The IFC has been using its performance standards system for over six years now, and the aim of the research project (finally he gets to the point…) is to assess how much impact it has had on the 1800 or so businesses that have been taken on as IFC clients since then. We’re going to be looking at how IFC staff go about assessing whether businesses applying for investment are in compliance with its standards, and how – and how effectively – it helps those that are not to meet them. We’re going to be asking managers and workers in IFC-funded businesses whether they think that anything significant has changed as a result of having to get in line with the performance standards. And we’ll be comparing employment practices in client businesses with those in similar businesses in the same region that have not had any IFC investment to see what, if anything, is different about the way those businesses are run. We’re interested in all aspects of employment practice, but we’ll be focusing in particular on freedom of association, which is to say the degree to which employees are able to organize themselves into unions or other types of worker organization and to bargain about pay and conditions with their employers.

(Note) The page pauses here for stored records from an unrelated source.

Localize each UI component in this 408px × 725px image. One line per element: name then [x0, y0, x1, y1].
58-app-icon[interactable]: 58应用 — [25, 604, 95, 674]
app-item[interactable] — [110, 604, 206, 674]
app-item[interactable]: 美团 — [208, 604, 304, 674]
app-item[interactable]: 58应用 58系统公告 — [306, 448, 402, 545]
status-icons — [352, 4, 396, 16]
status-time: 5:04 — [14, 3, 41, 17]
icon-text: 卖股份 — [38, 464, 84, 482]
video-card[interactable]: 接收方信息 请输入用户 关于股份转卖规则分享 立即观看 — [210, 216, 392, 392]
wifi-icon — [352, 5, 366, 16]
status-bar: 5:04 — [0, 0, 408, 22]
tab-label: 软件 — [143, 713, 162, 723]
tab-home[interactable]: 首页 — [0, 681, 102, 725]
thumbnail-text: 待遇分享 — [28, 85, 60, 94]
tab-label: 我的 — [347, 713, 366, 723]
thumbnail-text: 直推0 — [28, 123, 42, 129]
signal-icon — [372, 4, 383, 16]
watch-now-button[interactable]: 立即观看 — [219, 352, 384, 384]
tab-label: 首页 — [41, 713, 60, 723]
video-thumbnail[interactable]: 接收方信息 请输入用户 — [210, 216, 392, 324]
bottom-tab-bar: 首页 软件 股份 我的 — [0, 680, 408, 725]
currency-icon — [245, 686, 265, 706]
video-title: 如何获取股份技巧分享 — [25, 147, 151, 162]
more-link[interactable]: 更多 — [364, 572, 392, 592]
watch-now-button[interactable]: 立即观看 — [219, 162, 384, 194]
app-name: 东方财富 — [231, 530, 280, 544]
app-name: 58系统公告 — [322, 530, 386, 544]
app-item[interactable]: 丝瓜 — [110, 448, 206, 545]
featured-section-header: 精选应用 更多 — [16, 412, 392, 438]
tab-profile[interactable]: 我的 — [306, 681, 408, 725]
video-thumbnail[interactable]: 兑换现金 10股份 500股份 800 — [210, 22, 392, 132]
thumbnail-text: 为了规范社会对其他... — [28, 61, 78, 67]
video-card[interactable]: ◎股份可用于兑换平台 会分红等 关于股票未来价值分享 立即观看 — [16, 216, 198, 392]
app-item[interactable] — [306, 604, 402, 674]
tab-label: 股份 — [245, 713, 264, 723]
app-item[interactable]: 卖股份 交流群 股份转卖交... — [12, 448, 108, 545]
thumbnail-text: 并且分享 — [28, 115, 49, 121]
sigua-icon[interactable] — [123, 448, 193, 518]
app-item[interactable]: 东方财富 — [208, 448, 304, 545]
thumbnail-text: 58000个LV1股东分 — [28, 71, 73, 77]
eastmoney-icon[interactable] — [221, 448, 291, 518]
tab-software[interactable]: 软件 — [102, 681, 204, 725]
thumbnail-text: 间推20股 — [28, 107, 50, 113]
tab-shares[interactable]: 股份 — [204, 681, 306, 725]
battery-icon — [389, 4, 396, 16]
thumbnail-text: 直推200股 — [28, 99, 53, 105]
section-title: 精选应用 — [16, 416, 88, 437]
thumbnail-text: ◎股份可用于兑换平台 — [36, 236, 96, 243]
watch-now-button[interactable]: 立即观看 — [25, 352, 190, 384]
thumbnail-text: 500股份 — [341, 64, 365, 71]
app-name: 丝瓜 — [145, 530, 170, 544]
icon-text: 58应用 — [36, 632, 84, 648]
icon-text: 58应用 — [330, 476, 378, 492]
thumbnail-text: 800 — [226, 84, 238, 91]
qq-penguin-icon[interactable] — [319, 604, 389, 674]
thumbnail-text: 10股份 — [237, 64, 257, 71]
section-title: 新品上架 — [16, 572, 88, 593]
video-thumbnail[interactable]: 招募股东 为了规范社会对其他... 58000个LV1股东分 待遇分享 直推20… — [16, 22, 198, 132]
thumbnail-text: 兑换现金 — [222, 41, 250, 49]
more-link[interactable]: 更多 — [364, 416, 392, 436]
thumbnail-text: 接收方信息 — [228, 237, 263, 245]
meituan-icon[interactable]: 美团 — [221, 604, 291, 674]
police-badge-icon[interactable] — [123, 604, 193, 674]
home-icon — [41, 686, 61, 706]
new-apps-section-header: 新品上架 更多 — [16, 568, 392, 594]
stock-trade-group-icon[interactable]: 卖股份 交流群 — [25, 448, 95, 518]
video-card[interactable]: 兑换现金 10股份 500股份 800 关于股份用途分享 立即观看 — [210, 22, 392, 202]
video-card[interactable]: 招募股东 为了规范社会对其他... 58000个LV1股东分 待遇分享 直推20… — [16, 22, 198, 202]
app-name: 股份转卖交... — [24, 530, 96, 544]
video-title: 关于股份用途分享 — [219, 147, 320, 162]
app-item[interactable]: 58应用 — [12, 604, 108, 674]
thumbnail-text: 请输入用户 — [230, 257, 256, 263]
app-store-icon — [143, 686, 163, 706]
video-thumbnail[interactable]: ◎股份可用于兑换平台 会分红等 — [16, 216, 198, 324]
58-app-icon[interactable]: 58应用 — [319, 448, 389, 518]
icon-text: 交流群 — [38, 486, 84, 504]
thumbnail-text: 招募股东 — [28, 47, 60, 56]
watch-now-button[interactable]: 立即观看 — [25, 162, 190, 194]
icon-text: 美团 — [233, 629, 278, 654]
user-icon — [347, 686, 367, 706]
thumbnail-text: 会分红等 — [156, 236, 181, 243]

As well as me and Jean-Christophe Graz at the University of Lausanne, the project involves Frank Hoffer of the ILO’s Bureau for Workers’ Activities (which is also home to the coordination of the Global Labour University and the Global Unions Research Network), Layna Mosley of the University of North Carolina at Chapel Hill, Christoph Scherrer of the University of Kassel and Fiona Murie of the Building and Woodworkers International.
The project officially starts in January 2013 – at least, that’s when the money starts to arrive – and will last 2 years. I’ll be posting stuff here about it, irregularly I expect, so tune in for the next exciting episode, which will probably be something to do with trying to get in touch with the IFC itself.